The prize was one of the many from independent juries judging films running at this year’s Berlin International Film Festival. The indie juries announced their winners ahead of the Berlinale’s official award ceremony Saturday night.
Boyhood, which premiered at Sundance, is in the competition line-up of this year’s Berlinale and is considered a front-runner for the Golden Bear. In addition to the Cinema Guild prize, Boyhood also won the best film honor voted on by readers of Berlin daily newspaper the Morgenpost.
Another Golden Bear front-runner, the Catholic drama Stations of the Cross from German director Dietrich Bruggemann, took top honors from the Ecumenical Jury, with special mention going to Yann Demange‘s debut drama ’71, which is set in Belfast at the start of the “troubles” between Catholic and Protestant extremists.
The Ecumenical Jury gave another Irish feature, John Michael McDonagh‘s Calvary, its best film honor for a film screening in Berlin’s Panorama section. The drama stars Brendan Gleeson (The Guard) as an innocent priest condemned to death by a man who has been sexually abused and has vowed revenge against the church. Special mention went to Canadian feature Triptych from directors Robert Lepage and Pedro Pires.

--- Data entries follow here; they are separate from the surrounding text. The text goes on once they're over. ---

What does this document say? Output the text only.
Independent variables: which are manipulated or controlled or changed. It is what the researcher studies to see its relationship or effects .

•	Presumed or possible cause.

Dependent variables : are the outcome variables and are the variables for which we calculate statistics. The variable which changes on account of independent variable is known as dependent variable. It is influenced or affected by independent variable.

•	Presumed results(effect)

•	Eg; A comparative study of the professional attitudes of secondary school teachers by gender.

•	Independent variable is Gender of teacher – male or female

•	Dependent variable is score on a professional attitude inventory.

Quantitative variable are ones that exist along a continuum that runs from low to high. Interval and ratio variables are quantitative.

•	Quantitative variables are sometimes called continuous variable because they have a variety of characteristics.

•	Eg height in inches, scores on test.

The prize for a film from Berlin’s experimental Forum sidebar went to Greek feature At Home from director Athanasios Karanikolas.
The international film critics’ Fipresci prizes went to Alain Resnais‘ Life of Riley for best competition entry, to The Way He Looks from director Daniel Ribeiro for best film in the Panorama section and to Forma from Ayumi Sakamoto for best film screening in the Berlinale’s Forum sidebar.
In other honors from Berlin’s indie juries, Jehane Noujaim‘s Oscar-nominated docudrama The Square, about the Egyptian uprising, won the Amnesty International Film Prize; the Dialogue en Perspective prize from the French-German Youth Office went to Anywhere Else from German director Ester Amrami and a Nicole Vogele‘s documentary Fog received a special mention.
Turkish drama The Lamb from veteran director Kutlug Ataman (Lola and Billy the Kid) won the CICAE Art Cinema Award for best film screening in Berlin’s Panorama sidebar while the CICAE prize for best film in the Forum section was awarded to She’s Lost Control from director Anja Marquardt.
The Caligari Film Prize went to The Great Museum from director Johannes Holzhausen. The Made In Germany honor for best film in the Perspektive Deutsches Kino sidebar was awarded ex aequo to director Sandra Kaudelka for Intershop and to Sebastian Mez for 274.
The NETPAC Prize for best Asian entry at the Berlinale was awarded ex aequo to Kelvin Kyung Kun Park‘s A Dream of Iron and Non-fiction Diary from Jung Yoon-suk.
Readers of Berlin daily the Tagesspiegel picked Czech/Slovak drama Velvet Terrorists, from directors Ivan Ostrochovsky, Pavol Pekarcik, and Peter Kerekes, as its top film from Berlin’s Forum sidebar.
The readers of gay city magazine Die Siegessaule, picked Sophie Hyde‘s 52 Tuesdays, a winner at Sundance and of Berlin’s Crystal Bear for best youth film, as it’s top title exploring LGBT themes.